The extracted folders from Swedish and Norwegian has different naming conventions. The 0467 for Swedish is a dataset ID like 0463 is for Norwegian. This name id is repeated within the folder structures. Theres an adb folder which has the id in it. I grab the ID from the main folder name, but since the name of the folders follow a different naming convention i suggest renaming either of them into one naming convention and choosing the default parameter of
def openFolderStations(folder, data, wavs, spls, lang="swe"):
to "swe" or "no" depending of which format you choose, i have no idea wich format the danish convention follows
swe:
"0467 sv train 1/", "0467 sv train 2/", "0467 sv train 3/", "0468 sv test/"
no:
"no.16khz.0463-1/", "no.16khz.0463-2/", "no.16khz.0463-3/", "no.16khz.0463-4/", "no.16khz.0464-testing/"]
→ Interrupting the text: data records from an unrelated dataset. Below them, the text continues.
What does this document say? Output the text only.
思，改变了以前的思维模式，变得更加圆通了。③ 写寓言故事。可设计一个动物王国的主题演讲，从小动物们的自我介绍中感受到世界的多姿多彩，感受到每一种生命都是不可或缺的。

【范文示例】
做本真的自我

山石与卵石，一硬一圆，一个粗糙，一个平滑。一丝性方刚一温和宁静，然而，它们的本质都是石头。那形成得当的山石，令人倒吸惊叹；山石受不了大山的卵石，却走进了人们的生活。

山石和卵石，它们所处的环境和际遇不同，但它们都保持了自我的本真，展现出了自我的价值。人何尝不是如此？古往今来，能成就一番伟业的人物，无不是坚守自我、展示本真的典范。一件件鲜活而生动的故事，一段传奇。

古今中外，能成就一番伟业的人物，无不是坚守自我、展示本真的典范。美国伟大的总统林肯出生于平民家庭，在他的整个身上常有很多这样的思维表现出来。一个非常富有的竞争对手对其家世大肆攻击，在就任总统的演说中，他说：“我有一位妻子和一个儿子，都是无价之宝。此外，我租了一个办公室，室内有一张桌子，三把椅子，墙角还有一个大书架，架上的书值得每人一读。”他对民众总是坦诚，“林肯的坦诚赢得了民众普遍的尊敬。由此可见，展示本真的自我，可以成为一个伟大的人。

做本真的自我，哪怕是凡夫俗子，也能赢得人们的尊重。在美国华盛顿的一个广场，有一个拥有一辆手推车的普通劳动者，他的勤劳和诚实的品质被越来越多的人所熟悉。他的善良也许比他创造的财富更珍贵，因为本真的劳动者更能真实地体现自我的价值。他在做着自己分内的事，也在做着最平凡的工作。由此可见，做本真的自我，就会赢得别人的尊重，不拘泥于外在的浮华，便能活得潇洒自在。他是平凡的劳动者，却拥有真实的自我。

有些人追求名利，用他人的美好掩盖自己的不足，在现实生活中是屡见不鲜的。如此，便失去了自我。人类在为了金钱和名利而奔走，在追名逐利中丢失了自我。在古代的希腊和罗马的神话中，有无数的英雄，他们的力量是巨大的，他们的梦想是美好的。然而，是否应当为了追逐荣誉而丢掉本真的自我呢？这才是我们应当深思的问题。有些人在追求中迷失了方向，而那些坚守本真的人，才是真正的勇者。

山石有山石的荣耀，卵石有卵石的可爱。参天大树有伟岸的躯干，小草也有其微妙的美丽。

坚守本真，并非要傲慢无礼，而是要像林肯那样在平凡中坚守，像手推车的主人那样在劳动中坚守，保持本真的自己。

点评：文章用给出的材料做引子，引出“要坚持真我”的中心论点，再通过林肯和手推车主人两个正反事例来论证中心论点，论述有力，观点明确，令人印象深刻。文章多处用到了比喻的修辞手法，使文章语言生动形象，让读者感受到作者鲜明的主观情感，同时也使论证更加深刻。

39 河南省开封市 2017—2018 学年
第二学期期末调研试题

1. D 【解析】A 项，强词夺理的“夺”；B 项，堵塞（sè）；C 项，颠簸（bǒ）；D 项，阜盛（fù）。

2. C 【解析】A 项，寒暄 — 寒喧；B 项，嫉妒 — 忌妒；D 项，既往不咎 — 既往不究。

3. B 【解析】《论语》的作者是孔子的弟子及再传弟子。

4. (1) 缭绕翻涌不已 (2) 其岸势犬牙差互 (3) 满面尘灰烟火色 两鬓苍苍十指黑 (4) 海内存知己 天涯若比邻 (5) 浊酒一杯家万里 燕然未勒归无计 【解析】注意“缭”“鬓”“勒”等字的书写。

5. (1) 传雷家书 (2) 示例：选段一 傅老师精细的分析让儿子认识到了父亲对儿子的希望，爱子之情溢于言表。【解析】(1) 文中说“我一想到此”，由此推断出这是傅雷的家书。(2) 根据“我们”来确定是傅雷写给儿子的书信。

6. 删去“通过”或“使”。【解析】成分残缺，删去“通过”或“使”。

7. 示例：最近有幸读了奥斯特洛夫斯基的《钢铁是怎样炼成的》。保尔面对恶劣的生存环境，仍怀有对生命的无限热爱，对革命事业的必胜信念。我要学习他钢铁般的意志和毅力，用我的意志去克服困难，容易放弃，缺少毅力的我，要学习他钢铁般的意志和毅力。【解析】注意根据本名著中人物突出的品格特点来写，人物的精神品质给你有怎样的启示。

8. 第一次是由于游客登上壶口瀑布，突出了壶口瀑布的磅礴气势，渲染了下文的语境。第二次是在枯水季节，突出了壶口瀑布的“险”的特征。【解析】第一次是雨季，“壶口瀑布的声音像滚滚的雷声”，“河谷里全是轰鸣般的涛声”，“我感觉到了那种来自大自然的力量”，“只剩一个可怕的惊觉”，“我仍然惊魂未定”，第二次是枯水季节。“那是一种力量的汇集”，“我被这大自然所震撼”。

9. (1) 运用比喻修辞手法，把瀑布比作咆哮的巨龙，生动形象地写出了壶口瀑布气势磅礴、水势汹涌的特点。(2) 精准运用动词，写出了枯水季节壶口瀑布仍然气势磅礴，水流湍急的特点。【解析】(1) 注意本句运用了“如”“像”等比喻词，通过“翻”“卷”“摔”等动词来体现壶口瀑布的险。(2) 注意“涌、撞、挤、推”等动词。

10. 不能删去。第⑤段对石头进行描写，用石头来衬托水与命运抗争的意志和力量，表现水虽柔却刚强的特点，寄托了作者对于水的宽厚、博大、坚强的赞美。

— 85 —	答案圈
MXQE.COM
Run it in the same path as the folders. Line 177-178 sets which folders to convert merge them or remove howevery you feel like. The paths works on ubuntu. This has no fancy threading. 1 core to rule them all.
Swedish:
- sve.16khz.0467-1.tar.gz
- sve.16khz.0467-2.tar.gz
- sve.16khz.0467-3.tar.gz
- sve.16khz.0468.tar.gz
https://www.nb.no/sprakbanken/show?serial=oai%3Anb.no%3Asbr-16&lang=en
Norwegian:
- no.16khz.0463-1.tar.gz
- no.16khz.0463-2.tar.gz
- no.16khz.0463-3.tar.gz
- no.16khz.0463-4.tar.gz
- no.16khz.0464-testing.tar.gz
https://www.nb.no/sprakbanken/show?serial=oai%3Anb.no%3Asbr-13&lang=en
Danish(untested needs recoding depending on folder naming convention):
- da.16kHz.0565-1.tar.gz
- da.16kHz.0565-2.tar.gz
- da.16kHz.0611.tar.gz
https://www.nb.no/sprakbanken/show?serial=oai%3Anb.no%3Asbr-19&lang=en
Vaugely based on https://github.com/codemandosch/taco2swe